Tujuan yang efektif tidak mudah untuk ditulis. Mereka harus konkret dan cukup spesifik untuk
tekad untuk dibuat tentang apakah mereka telah dikuasai. Pada waktu bersamaan, mereka
seharusnya tidak terlalu spesifik sehingga mereka hanya menilai apa yang sepele. Tujuan yang
efektif akan memiliki karakteristik sebagai berikut

1 Tujuan harus dinyatakan dalam hal perilaku siswa, daripada belajar kegiatan atau tujuan guru.
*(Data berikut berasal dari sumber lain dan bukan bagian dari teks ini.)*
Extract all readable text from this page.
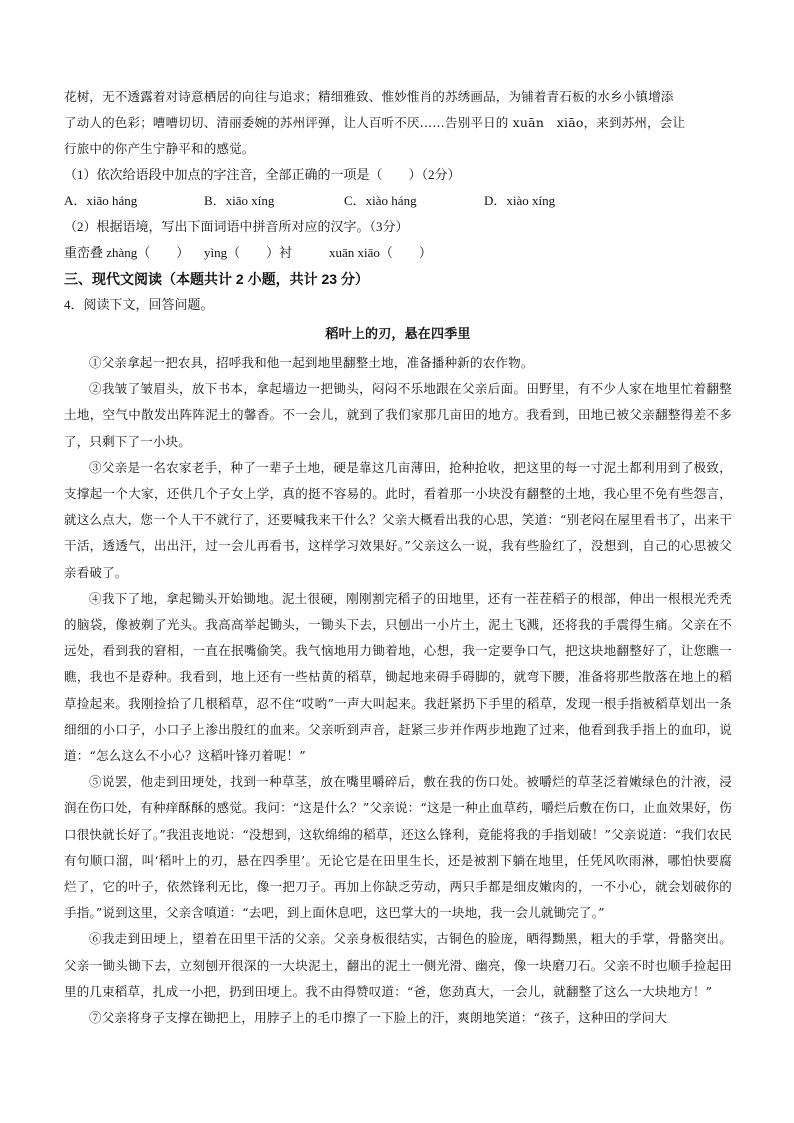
花树，无不透露着对诗意栖居的向往与追求；精细雅致、惟妙惟肖的苏绣画品，为铺着青石板的水乡小镇增添

了动人的色彩；嘈嘈切切、清丽委婉的苏州评弹，让人百听不厌……告别平日的 xuān　xiāo，来到苏州，会让

行旅中的你产生宁静平和的感觉。

（1）依次给语段中加点的字注音，全部正确的一项是（　　）（2分）

A．xiāo háng	B．xiāo xíng	C．xiào háng	D．xiào xíng

（2）根据语境，写出下面词语中拼音所对应的汉字。（3分）

重峦叠 zhàng（　　） yìng（　　）衬	xuān xiāo（　　）

三、现代文阅读（本题共计 2 小题，共计 23 分）

4．阅读下文，回答问题。

稻叶上的刃，悬在四季里

①父亲拿起一把农具，招呼我和他一起到地里翻整土地，准备播种新的农作物。

②我皱了皱眉头，放下书本，拿起墙边一把锄头，闷闷不乐地跟在父亲后面。田野里，有不少人家在地里忙着翻整土地，空气中散发出阵阵泥土的馨香。不一会儿，就到了我们家那几亩田的地方。我看到，田地已被父亲翻整得差不多了，只剩下了一小块。

③父亲是一名农家老手，种了一辈子土地，硬是靠这几亩薄田，抢种抢收，把这里的每一寸泥土都利用到了极致，支撑起一个大家，还供几个子女上学，真的挺不容易的。此时，看着那一小块没有翻整的土地，我心里不免有些怨言，就这么点大，您一个人干不就行了，还要喊我来干什么？父亲大概看出我的心思，笑道：“别老闷在屋里看书了，出来干干活，透透气，出出汗，过一会儿再看书，这样学习效果好。”父亲这么一说，我有些脸红了，没想到，自己的心思被父亲看破了。

④我下了地，拿起锄头开始锄地。泥土很硬，刚刚割完稻子的田地里，还有一茬茬稻子的根部，伸出一根根光秃秃的脑袋，像被剃了光头。我高高举起锄头，一锄头下去，只刨出一小片土，泥土飞溅，还将我的手震得生痛。父亲在不远处，看到我的窘相，一直在抿嘴偷笑。我气恼地用力锄着地，心想，我一定要争口气，把这块地翻整好了，让您瞧一瞧，我也不是孬种。我看到，地上还有一些枯黄的稻草，锄起地来碍手碍脚的，就弯下腰，准备将那些散落在地上的稻草捡起来。我刚捡拾了几根稻草，忍不住“哎哟”一声大叫起来。我赶紧扔下手里的稻草，发现一根手指被稻草划出一条细细的小口子，小口子上渗出殷红的血来。父亲听到声音，赶紧三步并作两步地跑了过来，他看到我手指上的血印，说道：“怎么这么不小心？这稻叶锋刃着呢！”

⑤说罢，他走到田埂处，找到一种草茎，放在嘴里嚼碎后，敷在我的伤口处。被嚼烂的草茎泛着嫩绿色的汁液，浸润在伤口处，有种痒酥酥的感觉。我问：“这是什么？”父亲说：“这是一种止血草药，嚼烂后敷在伤口，止血效果好，伤口很快就长好了。”我沮丧地说：“没想到，这软绵绵的稻草，还这么锋利，竟能将我的手指划破！”父亲说道：“我们农民有句顺口溜，叫‘稻叶上的刃，悬在四季里’。无论它是在田里生长，还是被割下躺在地里，任凭风吹雨淋，哪怕快要腐烂了，它的叶子，依然锋利无比，像一把刀子。再加上你缺乏劳动，两只手都是细皮嫩肉的，一不小心，就会划破你的手指。”说到这里，父亲含嗔道：“去吧，到上面休息吧，这巴掌大的一块地，我一会儿就锄完了。”

⑥我走到田埂上，望着在田里干活的父亲。父亲身板很结实，古铜色的脸庞，晒得黝黑，粗大的手掌，骨骼突出。父亲一锄头锄下去，立刻刨开很深的一大块泥土，翻出的泥土一侧光滑、幽亮，像一块磨刀石。父亲不时也顺手捡起田里的几束稻草，扎成一小把，扔到田埂上。我不由得赞叹道：“爸，您劲真大，一会儿，就翻整了这么一大块地方！”

⑦父亲将身子支撑在锄把上，用脖子上的毛巾擦了一下脸上的汗，爽朗地笑道：“孩子，这种田的学问大
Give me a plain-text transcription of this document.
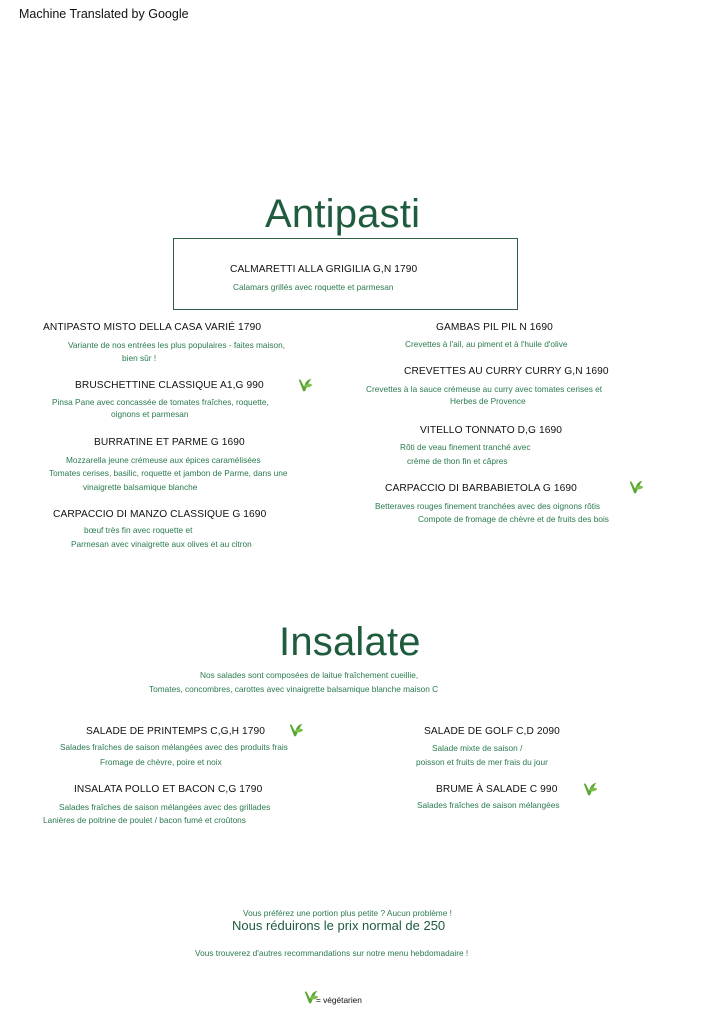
Machine Translated by Google
Antipasti
CALMARETTI ALLA GRIGILIA G,N 1790
Calamars grillés avec roquette et parmesan
ANTIPASTO MISTO DELLA CASA VARIÉ 1790
Variante de nos entrées les plus populaires - faites maison,
bien sûr !
BRUSCHETTINE CLASSIQUE A1,G 990
Pinsa Pane avec concassée de tomates fraîches, roquette,
oignons et parmesan
BURRATINE ET PARME G 1690
Mozzarella jeune crémeuse aux épices caramélisées
Tomates cerises, basilic, roquette et jambon de Parme, dans une
vinaigrette balsamique blanche
CARPACCIO DI MANZO CLASSIQUE G 1690
bœuf très fin avec roquette et
Parmesan avec vinaigrette aux olives et au citron
GAMBAS PIL PIL N 1690
Crevettes à l'ail, au piment et à l'huile d'olive
CREVETTES AU CURRY CURRY G,N 1690
Crevettes à la sauce crémeuse au curry avec tomates cerises et
Herbes de Provence
VITELLO TONNATO D,G 1690
Rôti de veau finement tranché avec
crème de thon fin et câpres
CARPACCIO DI BARBABIETOLA G 1690
Betteraves rouges finement tranchées avec des oignons rôtis
Compote de fromage de chèvre et de fruits des bois
Insalate
Nos salades sont composées de laitue fraîchement cueillie,
Tomates, concombres, carottes avec vinaigrette balsamique blanche maison C
SALADE DE PRINTEMPS C,G,H 1790
Salades fraîches de saison mélangées avec des produits frais
Fromage de chèvre, poire et noix
INSALATA POLLO ET BACON C,G 1790
Salades fraîches de saison mélangées avec des grillades
Lanières de poitrine de poulet / bacon fumé et croûtons
SALADE DE GOLF C,D 2090
Salade mixte de saison /
poisson et fruits de mer frais du jour
BRUME À SALADE C 990
Salades fraîches de saison mélangées
Vous préférez une portion plus petite ? Aucun problème !
Nous réduirons le prix normal de 250
Vous trouverez d'autres recommandations sur notre menu hebdomadaire !
= végétarien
Misalnya, 'Berpartisipasi dalam diskusi kelompok tentang Kecelakaan 1929.' bukan pernyataan
tujuan yang memuaskan karena hanya menggambarkan suatu kegiatan. Itu tidak tentukan
kualitas partisipasi atau beri tahu kami mengapa seorang guru menginginkan siswanya untuk
berpartisipasi dalam diskusi kelompok. Analisis kegiatan dan isi program studi di mana tujuan
muncul mungkin menunjukkan bahwa guru menginginkannya siswa untuk memahami penyebab
kegagalan ekonomi 1929. Jika ini tujuannya dari tugas itu mungkin lebih baik untuk menyatakan
tujuan sebagai, ‘Menunjukkan pengetahuan tentang Kecelakaan 1929 melalui partisipasi dalam
diskusi kelompok. '

Pengenalan tujuan yang dinyatakan secara perilaku dimaksudkan untuk memperbaiki


kecenderungan tujuan instruksional terlalu kabur, dengan mengidentifikasi perilaku yang akan
digunakan untuk menentukan apakah suatu tujuan telah dikuasai. Kapan kontennya konkret,
tujuan mudah ditulis. Sebagai contoh, mudah untuk menentukan yang terbuka perilaku yang
diperlukan untuk mencapai penguasaan tugas matematika. Sebagian besar materi pelajaran
diajarkan sekolah tidak sekonkret matematika dan kemungkinan tujuan pembelajaran yang
terkait mencerminkan nuansa makna dan pemahaman. Tujuan seperti itu tidak mudah
diklasifikasikan sebagai baik dikuasai di non-dikuasai. Misalnya, sulit untuk mengkategorikan
seseorang sebagai entah memahami atau tidak memahami motivasi Dusun. Kriteria itu mungkin
digunakan untuk mendefinisikan keberhasilan pencapaian tujuan ini yang cukup beragam.